Even as large-language models improve, the core ingredients of true agentic intelligence remain underdeveloped. Current agents can remember sessions, not history. They can retrieve context but can’t model cause-and-effect relationships within complex enterprise environments.

Most deployments today are still pilot-level, slowed by organizational silos, lack of leadership alignment, and technical debt.

Integration and governance bottlenecks

The integration gap is widening. Enterprises often run hundreds of interconnected systems, yet most agent frameworks integrate with fewer than 20 applications out-of-the-box. Connecting to CRMs, ERPs, and custom APIs still requires extensive engineering work. This complexity has fueled a different risk: “agent washing.” Many initiatives labeled “agents” are simply chatbots with extra connectors.

The reality? AI agents are everywhere in slide decks but only in specific places in production

Challenges to Realizing Value from AI agents

Final Thoughts

Enterprise adoption is broad but shallow. While nearly every Fortune 500 company is experimenting with AI agents, only ~18% say they aren’t using them at all, very few have embedded them deeply enough to transform operations.

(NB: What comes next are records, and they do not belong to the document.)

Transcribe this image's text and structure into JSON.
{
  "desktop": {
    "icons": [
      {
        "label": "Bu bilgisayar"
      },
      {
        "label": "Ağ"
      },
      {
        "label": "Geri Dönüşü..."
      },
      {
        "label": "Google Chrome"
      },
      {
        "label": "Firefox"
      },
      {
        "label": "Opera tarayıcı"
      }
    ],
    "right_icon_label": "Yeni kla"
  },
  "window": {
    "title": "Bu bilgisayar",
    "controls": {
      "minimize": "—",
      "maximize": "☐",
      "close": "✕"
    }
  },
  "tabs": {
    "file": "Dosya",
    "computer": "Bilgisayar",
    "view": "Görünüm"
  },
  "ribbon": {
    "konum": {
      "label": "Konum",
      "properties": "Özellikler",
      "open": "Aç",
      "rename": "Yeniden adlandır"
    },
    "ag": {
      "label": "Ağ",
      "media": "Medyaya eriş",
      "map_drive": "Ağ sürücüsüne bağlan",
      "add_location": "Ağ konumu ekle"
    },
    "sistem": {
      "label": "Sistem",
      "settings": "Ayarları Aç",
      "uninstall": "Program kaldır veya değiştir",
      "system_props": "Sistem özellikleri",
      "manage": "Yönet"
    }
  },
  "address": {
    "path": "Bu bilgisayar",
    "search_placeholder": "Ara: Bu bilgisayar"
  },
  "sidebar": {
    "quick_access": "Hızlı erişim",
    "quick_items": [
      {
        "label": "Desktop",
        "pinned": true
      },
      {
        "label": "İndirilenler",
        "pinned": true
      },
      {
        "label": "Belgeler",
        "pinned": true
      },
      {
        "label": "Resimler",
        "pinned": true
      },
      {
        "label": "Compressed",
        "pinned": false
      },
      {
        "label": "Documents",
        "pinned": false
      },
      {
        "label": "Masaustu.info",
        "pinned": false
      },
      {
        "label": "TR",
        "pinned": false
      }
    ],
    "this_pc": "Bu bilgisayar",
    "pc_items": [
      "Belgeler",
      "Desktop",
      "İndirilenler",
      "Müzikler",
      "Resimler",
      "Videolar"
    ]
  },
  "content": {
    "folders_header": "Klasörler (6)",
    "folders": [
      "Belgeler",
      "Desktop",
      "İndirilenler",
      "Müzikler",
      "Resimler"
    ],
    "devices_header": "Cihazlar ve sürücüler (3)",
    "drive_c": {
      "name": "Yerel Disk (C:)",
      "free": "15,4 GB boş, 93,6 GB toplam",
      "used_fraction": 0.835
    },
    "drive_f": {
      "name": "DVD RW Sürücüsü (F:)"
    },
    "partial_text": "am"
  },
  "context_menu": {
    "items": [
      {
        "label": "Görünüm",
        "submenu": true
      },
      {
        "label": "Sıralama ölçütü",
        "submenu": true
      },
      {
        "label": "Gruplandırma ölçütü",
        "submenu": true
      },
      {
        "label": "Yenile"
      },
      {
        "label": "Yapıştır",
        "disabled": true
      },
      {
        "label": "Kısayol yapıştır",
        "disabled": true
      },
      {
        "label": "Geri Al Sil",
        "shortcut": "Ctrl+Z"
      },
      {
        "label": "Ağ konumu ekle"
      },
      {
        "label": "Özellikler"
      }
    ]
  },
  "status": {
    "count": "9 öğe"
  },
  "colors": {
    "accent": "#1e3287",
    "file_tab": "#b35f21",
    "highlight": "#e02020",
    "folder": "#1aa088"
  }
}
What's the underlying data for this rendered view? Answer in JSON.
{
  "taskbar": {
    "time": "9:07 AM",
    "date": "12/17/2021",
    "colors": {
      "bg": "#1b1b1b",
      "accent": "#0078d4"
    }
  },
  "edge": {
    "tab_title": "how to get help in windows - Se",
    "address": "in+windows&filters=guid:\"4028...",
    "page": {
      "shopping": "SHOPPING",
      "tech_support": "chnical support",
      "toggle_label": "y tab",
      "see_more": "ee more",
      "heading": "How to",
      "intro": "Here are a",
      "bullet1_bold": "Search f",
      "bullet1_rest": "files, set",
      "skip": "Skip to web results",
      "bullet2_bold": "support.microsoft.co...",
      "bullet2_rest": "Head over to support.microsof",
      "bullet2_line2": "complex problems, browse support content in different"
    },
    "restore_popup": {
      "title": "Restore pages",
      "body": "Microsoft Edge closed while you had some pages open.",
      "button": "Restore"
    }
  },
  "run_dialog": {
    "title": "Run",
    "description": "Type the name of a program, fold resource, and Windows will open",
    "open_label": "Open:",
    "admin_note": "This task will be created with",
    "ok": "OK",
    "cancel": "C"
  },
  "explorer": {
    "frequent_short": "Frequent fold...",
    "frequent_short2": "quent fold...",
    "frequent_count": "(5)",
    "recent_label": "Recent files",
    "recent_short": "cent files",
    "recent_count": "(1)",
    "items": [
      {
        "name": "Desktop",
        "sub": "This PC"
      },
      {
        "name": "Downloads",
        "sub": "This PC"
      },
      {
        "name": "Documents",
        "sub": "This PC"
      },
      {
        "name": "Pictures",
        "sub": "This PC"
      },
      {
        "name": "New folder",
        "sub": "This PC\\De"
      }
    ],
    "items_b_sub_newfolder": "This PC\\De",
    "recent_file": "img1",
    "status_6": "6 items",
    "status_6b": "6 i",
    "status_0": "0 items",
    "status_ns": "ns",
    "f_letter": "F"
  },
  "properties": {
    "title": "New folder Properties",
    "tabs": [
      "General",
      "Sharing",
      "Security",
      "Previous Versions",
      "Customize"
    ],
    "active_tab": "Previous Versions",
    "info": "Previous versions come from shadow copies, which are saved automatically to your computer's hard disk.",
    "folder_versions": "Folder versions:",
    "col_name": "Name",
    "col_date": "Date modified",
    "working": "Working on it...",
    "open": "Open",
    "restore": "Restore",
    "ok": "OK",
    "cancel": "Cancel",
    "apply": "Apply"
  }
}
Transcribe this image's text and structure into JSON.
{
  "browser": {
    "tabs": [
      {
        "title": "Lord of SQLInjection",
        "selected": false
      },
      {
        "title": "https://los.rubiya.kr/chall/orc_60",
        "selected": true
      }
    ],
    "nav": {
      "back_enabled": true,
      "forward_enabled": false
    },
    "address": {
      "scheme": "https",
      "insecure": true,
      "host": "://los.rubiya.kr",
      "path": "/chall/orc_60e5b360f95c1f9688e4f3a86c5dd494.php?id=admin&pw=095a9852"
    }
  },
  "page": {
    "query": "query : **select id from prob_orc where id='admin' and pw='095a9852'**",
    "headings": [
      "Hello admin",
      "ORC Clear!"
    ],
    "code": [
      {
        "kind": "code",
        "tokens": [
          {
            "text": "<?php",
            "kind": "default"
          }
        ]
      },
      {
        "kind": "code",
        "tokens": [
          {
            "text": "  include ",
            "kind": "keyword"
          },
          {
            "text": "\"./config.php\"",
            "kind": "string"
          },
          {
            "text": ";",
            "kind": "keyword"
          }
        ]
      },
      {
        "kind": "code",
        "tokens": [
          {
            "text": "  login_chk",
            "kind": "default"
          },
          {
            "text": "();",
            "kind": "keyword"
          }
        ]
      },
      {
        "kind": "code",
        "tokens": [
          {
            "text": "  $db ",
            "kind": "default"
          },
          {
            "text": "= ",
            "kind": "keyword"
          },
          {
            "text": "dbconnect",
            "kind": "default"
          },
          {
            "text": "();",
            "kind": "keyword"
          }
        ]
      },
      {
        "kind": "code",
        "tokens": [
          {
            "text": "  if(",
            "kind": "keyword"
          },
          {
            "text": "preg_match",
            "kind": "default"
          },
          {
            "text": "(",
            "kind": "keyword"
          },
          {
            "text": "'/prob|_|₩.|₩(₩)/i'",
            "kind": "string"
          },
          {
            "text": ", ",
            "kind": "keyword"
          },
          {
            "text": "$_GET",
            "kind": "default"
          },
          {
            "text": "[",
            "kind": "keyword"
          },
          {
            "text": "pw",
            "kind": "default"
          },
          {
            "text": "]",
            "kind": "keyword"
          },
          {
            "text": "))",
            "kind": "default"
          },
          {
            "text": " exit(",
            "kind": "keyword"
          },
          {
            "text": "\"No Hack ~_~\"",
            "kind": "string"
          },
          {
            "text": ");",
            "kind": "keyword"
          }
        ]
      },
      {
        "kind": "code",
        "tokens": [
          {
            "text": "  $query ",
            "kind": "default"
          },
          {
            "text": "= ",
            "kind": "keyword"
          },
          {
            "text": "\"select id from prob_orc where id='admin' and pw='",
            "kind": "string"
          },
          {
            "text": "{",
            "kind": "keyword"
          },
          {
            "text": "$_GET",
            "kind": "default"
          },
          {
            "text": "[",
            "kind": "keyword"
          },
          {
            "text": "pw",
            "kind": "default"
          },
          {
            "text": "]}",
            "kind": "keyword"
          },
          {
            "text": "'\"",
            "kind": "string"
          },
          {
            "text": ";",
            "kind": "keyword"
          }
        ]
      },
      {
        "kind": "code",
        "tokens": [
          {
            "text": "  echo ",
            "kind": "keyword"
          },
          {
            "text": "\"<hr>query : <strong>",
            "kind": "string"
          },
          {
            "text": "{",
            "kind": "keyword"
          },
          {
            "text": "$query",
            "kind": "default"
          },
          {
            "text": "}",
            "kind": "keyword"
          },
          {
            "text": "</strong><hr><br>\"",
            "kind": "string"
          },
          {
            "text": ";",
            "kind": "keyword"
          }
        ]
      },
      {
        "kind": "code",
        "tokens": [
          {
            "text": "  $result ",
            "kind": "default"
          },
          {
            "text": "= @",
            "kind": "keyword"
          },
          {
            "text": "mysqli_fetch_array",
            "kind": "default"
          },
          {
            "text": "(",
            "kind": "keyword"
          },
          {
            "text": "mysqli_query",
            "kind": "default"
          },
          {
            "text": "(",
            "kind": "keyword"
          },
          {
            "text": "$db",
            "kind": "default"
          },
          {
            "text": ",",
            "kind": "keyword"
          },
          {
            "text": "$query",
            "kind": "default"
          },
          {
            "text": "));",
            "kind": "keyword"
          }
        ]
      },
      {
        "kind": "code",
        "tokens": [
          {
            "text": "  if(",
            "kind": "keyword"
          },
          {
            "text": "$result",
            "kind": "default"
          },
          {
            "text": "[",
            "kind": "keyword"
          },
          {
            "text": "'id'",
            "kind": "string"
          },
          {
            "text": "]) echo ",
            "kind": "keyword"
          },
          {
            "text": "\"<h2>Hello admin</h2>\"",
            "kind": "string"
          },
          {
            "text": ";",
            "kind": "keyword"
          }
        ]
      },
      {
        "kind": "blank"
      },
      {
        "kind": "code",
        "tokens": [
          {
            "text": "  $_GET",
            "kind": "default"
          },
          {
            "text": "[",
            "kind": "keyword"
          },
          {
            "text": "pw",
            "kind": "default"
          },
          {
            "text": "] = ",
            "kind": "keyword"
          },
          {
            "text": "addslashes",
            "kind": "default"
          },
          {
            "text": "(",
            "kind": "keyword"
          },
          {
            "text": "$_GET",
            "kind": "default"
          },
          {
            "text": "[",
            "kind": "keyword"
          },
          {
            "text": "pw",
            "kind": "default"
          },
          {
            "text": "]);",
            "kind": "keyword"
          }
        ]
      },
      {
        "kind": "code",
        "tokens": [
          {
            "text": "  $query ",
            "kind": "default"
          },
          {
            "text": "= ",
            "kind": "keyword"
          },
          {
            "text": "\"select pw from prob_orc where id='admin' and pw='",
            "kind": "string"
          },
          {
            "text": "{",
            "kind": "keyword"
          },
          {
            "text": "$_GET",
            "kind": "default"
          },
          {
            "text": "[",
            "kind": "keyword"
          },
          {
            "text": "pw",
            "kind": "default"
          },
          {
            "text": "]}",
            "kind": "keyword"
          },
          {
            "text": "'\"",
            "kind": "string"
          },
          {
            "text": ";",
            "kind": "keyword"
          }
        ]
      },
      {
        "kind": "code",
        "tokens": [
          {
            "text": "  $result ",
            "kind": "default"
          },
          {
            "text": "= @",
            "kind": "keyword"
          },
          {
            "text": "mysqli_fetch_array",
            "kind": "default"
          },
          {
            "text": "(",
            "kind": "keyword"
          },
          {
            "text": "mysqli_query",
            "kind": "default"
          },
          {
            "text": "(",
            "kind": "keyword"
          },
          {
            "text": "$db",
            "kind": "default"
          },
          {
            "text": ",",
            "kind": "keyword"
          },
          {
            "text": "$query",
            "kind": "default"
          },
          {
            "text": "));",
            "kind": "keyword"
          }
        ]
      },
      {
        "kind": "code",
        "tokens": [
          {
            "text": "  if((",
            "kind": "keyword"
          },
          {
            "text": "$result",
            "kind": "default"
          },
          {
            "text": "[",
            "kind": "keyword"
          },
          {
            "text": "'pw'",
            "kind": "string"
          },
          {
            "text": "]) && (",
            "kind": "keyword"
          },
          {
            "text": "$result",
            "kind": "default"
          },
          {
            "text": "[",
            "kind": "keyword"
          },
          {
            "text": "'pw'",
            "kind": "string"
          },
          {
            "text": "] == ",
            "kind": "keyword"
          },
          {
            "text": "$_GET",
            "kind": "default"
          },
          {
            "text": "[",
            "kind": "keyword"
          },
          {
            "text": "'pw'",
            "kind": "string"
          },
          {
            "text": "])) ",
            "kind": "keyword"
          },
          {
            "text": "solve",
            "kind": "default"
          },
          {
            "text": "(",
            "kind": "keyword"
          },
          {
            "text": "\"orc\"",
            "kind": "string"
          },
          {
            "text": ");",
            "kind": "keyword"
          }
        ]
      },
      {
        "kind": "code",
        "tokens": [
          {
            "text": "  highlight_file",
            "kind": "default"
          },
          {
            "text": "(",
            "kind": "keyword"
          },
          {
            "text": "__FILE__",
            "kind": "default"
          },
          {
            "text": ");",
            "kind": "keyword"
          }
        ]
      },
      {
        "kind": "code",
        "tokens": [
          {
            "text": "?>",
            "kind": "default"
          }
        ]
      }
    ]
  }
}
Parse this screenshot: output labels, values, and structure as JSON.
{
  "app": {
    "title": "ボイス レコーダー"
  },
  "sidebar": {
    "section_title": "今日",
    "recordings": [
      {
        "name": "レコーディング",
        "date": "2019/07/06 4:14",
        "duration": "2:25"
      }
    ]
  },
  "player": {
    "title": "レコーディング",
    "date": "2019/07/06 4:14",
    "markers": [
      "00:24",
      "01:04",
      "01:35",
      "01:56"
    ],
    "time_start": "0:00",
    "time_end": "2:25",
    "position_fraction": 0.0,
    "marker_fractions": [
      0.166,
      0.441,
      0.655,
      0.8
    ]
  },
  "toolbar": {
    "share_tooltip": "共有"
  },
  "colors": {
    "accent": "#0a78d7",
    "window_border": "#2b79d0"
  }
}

Agentic AI budget is ready; speed and scale are constrained. With 88% planning budget increases, the runway is there. The bottlenecks are skills, data readiness, workflows, risk-controls.

As a founder building a company redefining what’s possible in the AI era, I’m deeply optimistic about what’s ahead. I am cheering for the future of AI agents as the world of 2026 will be exceptional for the Agentic AI era.